Hyperscaling violation, quasinormal modes and shear diffusion

TL;DR

This paper investigates shear quasinormal modes in hyperscaling violating Lifshitz theories, confirming the shear diffusion constant's scaling behavior and the universal viscosity-to-entropy ratio through holographic methods.

Contribution

It provides a detailed analysis of quasinormal modes and shear diffusion in hyperscaling violating Lifshitz backgrounds, extending understanding of transport properties in these theories.

Findings

Shear diffusion constant matches previous results.

Diffusive poles identified in 2-point functions.

Universal ratio η/s=1/4π confirmed for certain parameters.

Abstract

We study quasinormal modes of shear gravitational perturbations for hyperscaling violating Lifshitz theories, with Lifshitz and hyperscaling violating exponents $z$ and $\theta$. The lowest quasinormal mode frequency yields a shear diffusion constant which is in agreement with that obtained in previous work by other methods.

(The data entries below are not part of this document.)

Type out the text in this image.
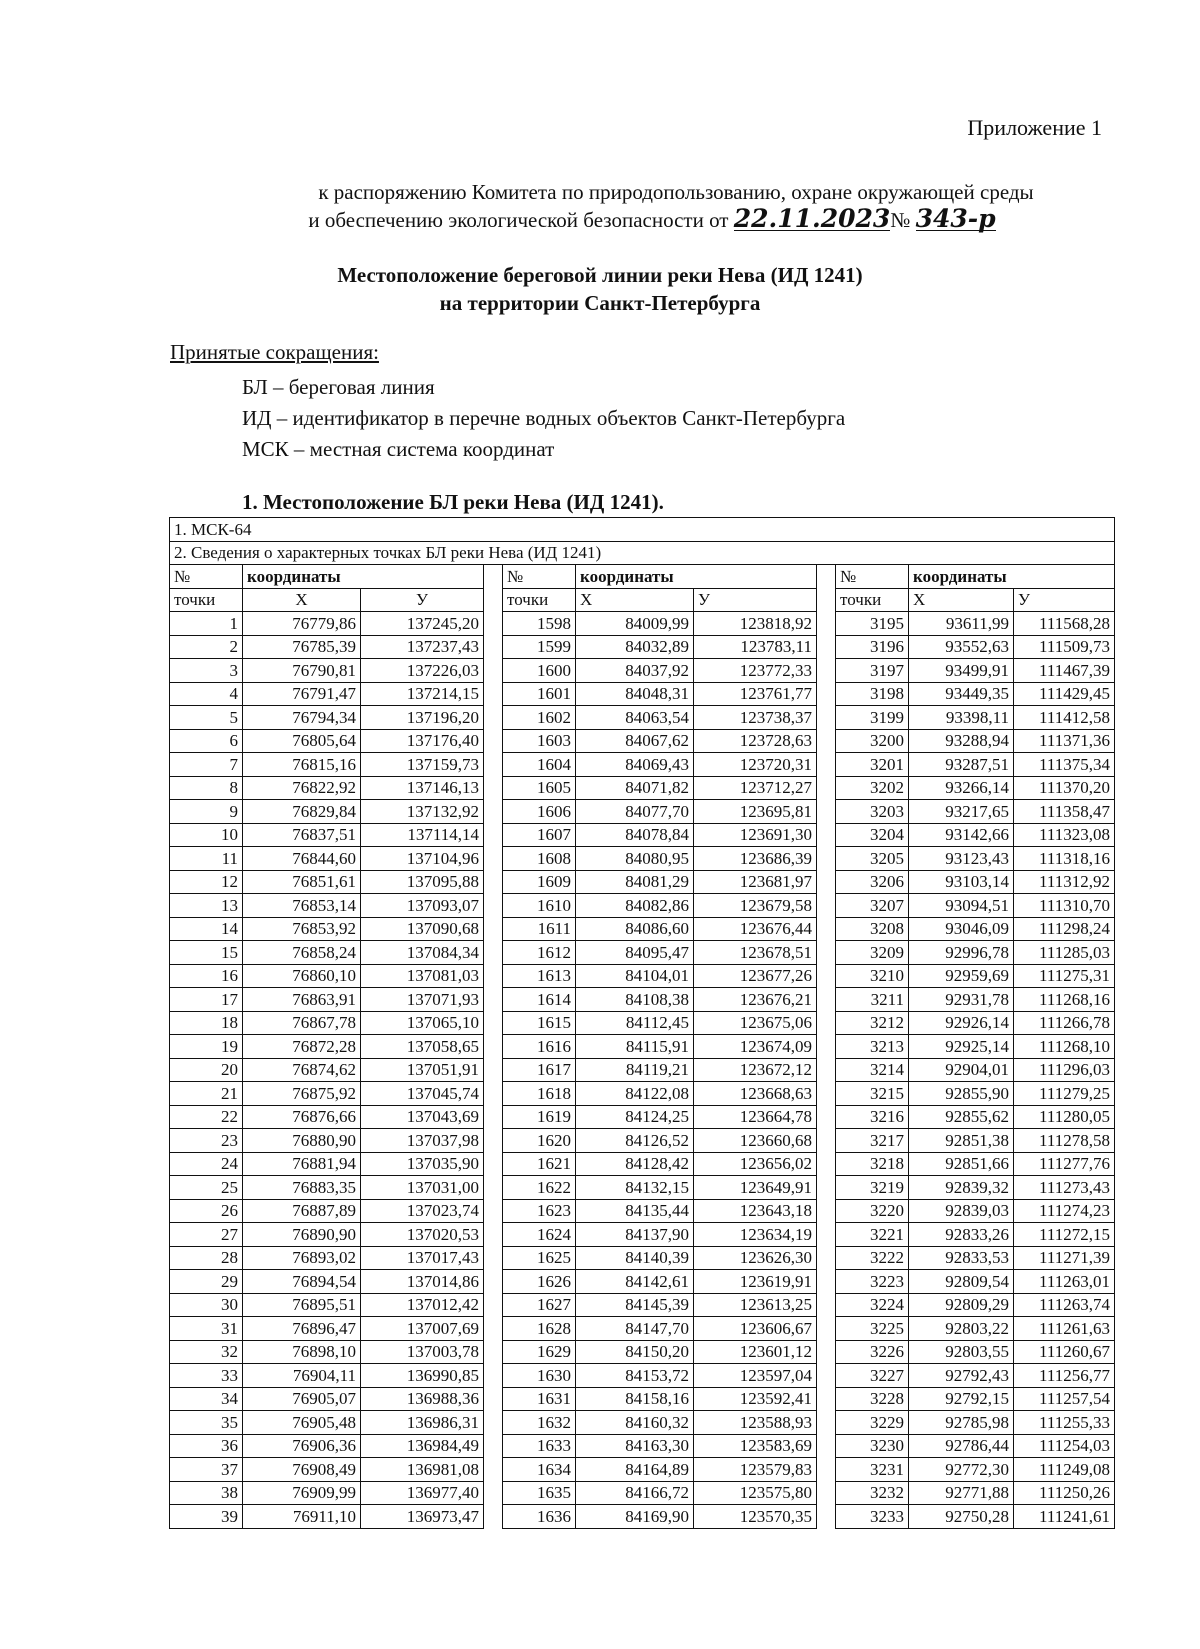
Приложение 1
к распоряжению Комитета по природопользованию, охране окружающей среды
и обеспечению экологической безопасности от 22.11.2023№ 343-р
Местоположение береговой линии реки Нева (ИД 1241)
на территории Санкт-Петербурга
Принятые сокращения:
БЛ – береговая линия
ИД – идентификатор в перечне водных объектов Санкт-Петербурга
МСК – местная система координат
1. Местоположение БЛ реки Нева (ИД 1241).
1. МСК-64										
2. Сведения о характерных точках БЛ реки Нева (ИД 1241)										
№	координаты			№	координаты			№	координаты	
точки	Х	У		точки	Х	У		точки	Х	У
1	76779,86	137245,20		1598	84009,99	123818,92		3195	93611,99	111568,28
2	76785,39	137237,43		1599	84032,89	123783,11		3196	93552,63	111509,73
3	76790,81	137226,03		1600	84037,92	123772,33		3197	93499,91	111467,39
4	76791,47	137214,15		1601	84048,31	123761,77		3198	93449,35	111429,45
5	76794,34	137196,20		1602	84063,54	123738,37		3199	93398,11	111412,58
6	76805,64	137176,40		1603	84067,62	123728,63		3200	93288,94	111371,36
7	76815,16	137159,73		1604	84069,43	123720,31		3201	93287,51	111375,34
8	76822,92	137146,13		1605	84071,82	123712,27		3202	93266,14	111370,20
9	76829,84	137132,92		1606	84077,70	123695,81		3203	93217,65	111358,47
10	76837,51	137114,14		1607	84078,84	123691,30		3204	93142,66	111323,08
11	76844,60	137104,96		1608	84080,95	123686,39		3205	93123,43	111318,16
12	76851,61	137095,88		1609	84081,29	123681,97		3206	93103,14	111312,92
13	76853,14	137093,07		1610	84082,86	123679,58		3207	93094,51	111310,70
14	76853,92	137090,68		1611	84086,60	123676,44		3208	93046,09	111298,24
15	76858,24	137084,34		1612	84095,47	123678,51		3209	92996,78	111285,03
16	76860,10	137081,03		1613	84104,01	123677,26		3210	92959,69	111275,31
17	76863,91	137071,93		1614	84108,38	123676,21		3211	92931,78	111268,16
18	76867,78	137065,10		1615	84112,45	123675,06		3212	92926,14	111266,78
19	76872,28	137058,65		1616	84115,91	123674,09		3213	92925,14	111268,10
20	76874,62	137051,91		1617	84119,21	123672,12		3214	92904,01	111296,03
21	76875,92	137045,74		1618	84122,08	123668,63		3215	92855,90	111279,25
22	76876,66	137043,69		1619	84124,25	123664,78		3216	92855,62	111280,05
23	76880,90	137037,98		1620	84126,52	123660,68		3217	92851,38	111278,58
24	76881,94	137035,90		1621	84128,42	123656,02		3218	92851,66	111277,76
25	76883,35	137031,00		1622	84132,15	123649,91		3219	92839,32	111273,43
26	76887,89	137023,74		1623	84135,44	123643,18		3220	92839,03	111274,23
27	76890,90	137020,53		1624	84137,90	123634,19		3221	92833,26	111272,15
28	76893,02	137017,43		1625	84140,39	123626,30		3222	92833,53	111271,39
29	76894,54	137014,86		1626	84142,61	123619,91		3223	92809,54	111263,01
30	76895,51	137012,42		1627	84145,39	123613,25		3224	92809,29	111263,74
31	76896,47	137007,69		1628	84147,70	123606,67		3225	92803,22	111261,63
32	76898,10	137003,78		1629	84150,20	123601,12		3226	92803,55	111260,67
33	76904,11	136990,85		1630	84153,72	123597,04		3227	92792,43	111256,77
34	76905,07	136988,36		1631	84158,16	123592,41		3228	92792,15	111257,54
35	76905,48	136986,31		1632	84160,32	123588,93		3229	92785,98	111255,33
36	76906,36	136984,49		1633	84163,30	123583,69		3230	92786,44	111254,03
37	76908,49	136981,08		1634	84164,89	123579,83		3231	92772,30	111249,08
38	76909,99	136977,40		1635	84166,72	123575,80		3232	92771,88	111250,26
39	76911,10	136973,47		1636	84169,90	123570,35		3233	92750,28	111241,61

In particular for theories with $z< d_i+2-\theta$ where $d_i$ is the boundary spatial dimension, the shear diffusion constant exhibits power-law scaling with temperature, while for $z=d_i+2-\theta$, it exhibits logarithmic scaling. We then calculate certain 2-point functions of the dual energy-momentum tensor holographically for $z\leq d_i+2-\theta$, identifying the diffusive poles with the quasinormal modes above. This reveals universal behaviour $\eta/s=1/4\pi$ for the viscosity-to-entropy-density ratio for all $z\leq d_i+2-\theta$.